Jogos Olímpicos na Itália movimentam R$ 32 bilhões e redefinem a economia do país

Com foco em legado e infraestrutura, Milano Cortina 2026 movimenta bilhões e reacende o debate sobre custos, retorno e futuro olímpico italiano

Luxo e investimento caminham lado a lado nos Jogos Olímpicos de Inverno 2026 na Itália, que já se consolidam como um dos maiores projetos econômicos recentes do país. Com um investimento estimado em R$ 32 bilhões, o projeto Milano Cortina 2026 aposta em infraestrutura, turismo de luxo e legado olímpico como motores para fortalecer a economia da Itália. Mais do que arenas esportivas, o evento foi planejado como uma estratégia de desenvolvimento regional.

A cerimônia de abertura no histórico Stadio Giuseppe Meazza, em Milão, simbolizou essa ambição. O estádio lotado apresentou ao mundo uma Itália sofisticada, criativa e estrategicamente posicionada no cenário internacional. Em um momento de protagonismo político sob a liderança da primeira-ministra Giorgia Meloni, o país aproveita os Jogos como vitrine global.

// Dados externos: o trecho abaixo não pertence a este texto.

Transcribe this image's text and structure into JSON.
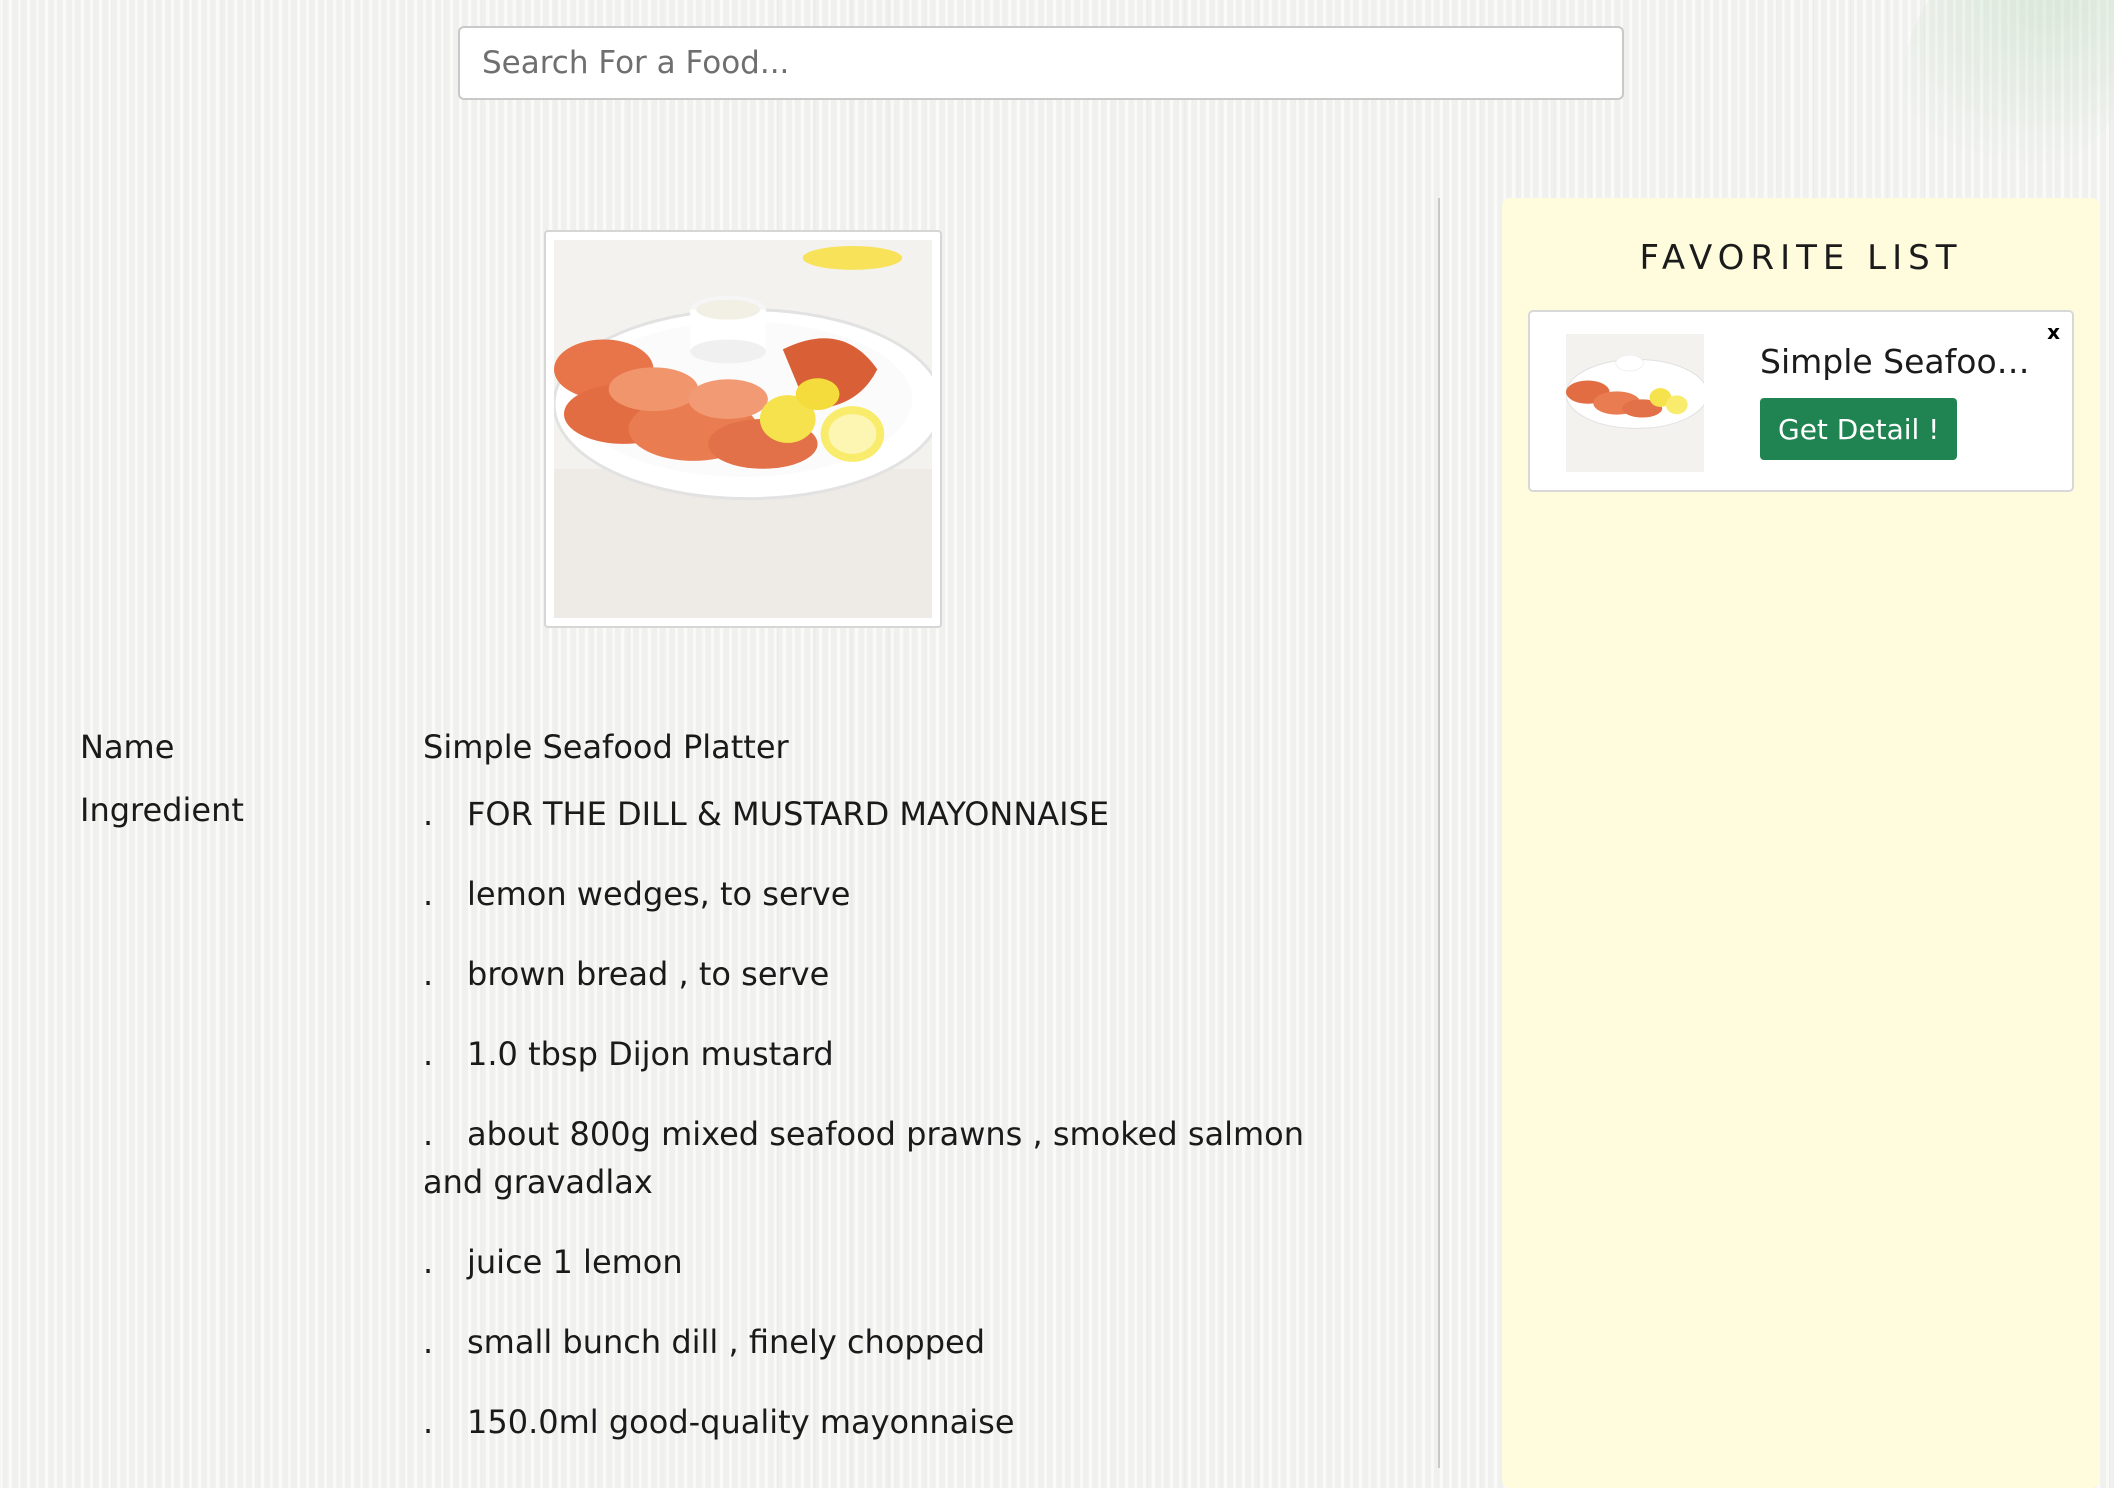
{
  "search": {
    "placeholder": "Search For a Food..."
  },
  "recipe": {
    "image_alt": "Simple Seafood Platter",
    "name_label": "Name",
    "name": "Simple Seafood Platter",
    "ingredient_label": "Ingredient",
    "bullet": ".",
    "ingredients": [
      "FOR THE DILL & MUSTARD MAYONNAISE",
      "lemon wedges, to serve",
      "brown bread , to serve",
      "1.0 tbsp Dijon mustard",
      "about 800g mixed seafood prawns , smoked salmon and gravadlax",
      "juice 1 lemon",
      "small bunch dill , finely chopped",
      "150.0ml good-quality mayonnaise"
    ]
  },
  "favorites": {
    "title": "FAVORITE LIST",
    "items": [
      {
        "name": "Simple Seafood P...",
        "button": "Get Detail !",
        "close": "x"
      }
    ]
  },
  "colors": {
    "accent_button": "#1f8451",
    "favorite_panel_bg": "#fefcdd"
  }
}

Estudo do Banca Ifis aponta impacto econômico de €5,3 bilhões, algo próximo de R$ 32,8 bilhões. O número reforça a dimensão do investimento de R$ 32 bilhões e sua importância para estimular uma economia que vinha projetando crescimento modesto.

Crescimento sustentado por infraestrutura

Diferentemente de outras edições, o modelo de Milano Cortina 2026 prioriza a modernização de estruturas existentes. A proposta é de: menos “elefantes brancos”, mais infraestrutura duradoura. Grande parte dos recursos foi destinada à melhoria do transporte ferroviário, mobilidade regional e acessibilidade turística.

A região da Lombardia modernizou linhas de trem e metrô, enquanto o Vêneto ampliou projetos de turismo inclusivo e requalificação cultural. Segundo o ministro dos Transportes Matteo Salvini, cerca de US$ 4,1 bilhões foram investidos antes mesmo do início das competições.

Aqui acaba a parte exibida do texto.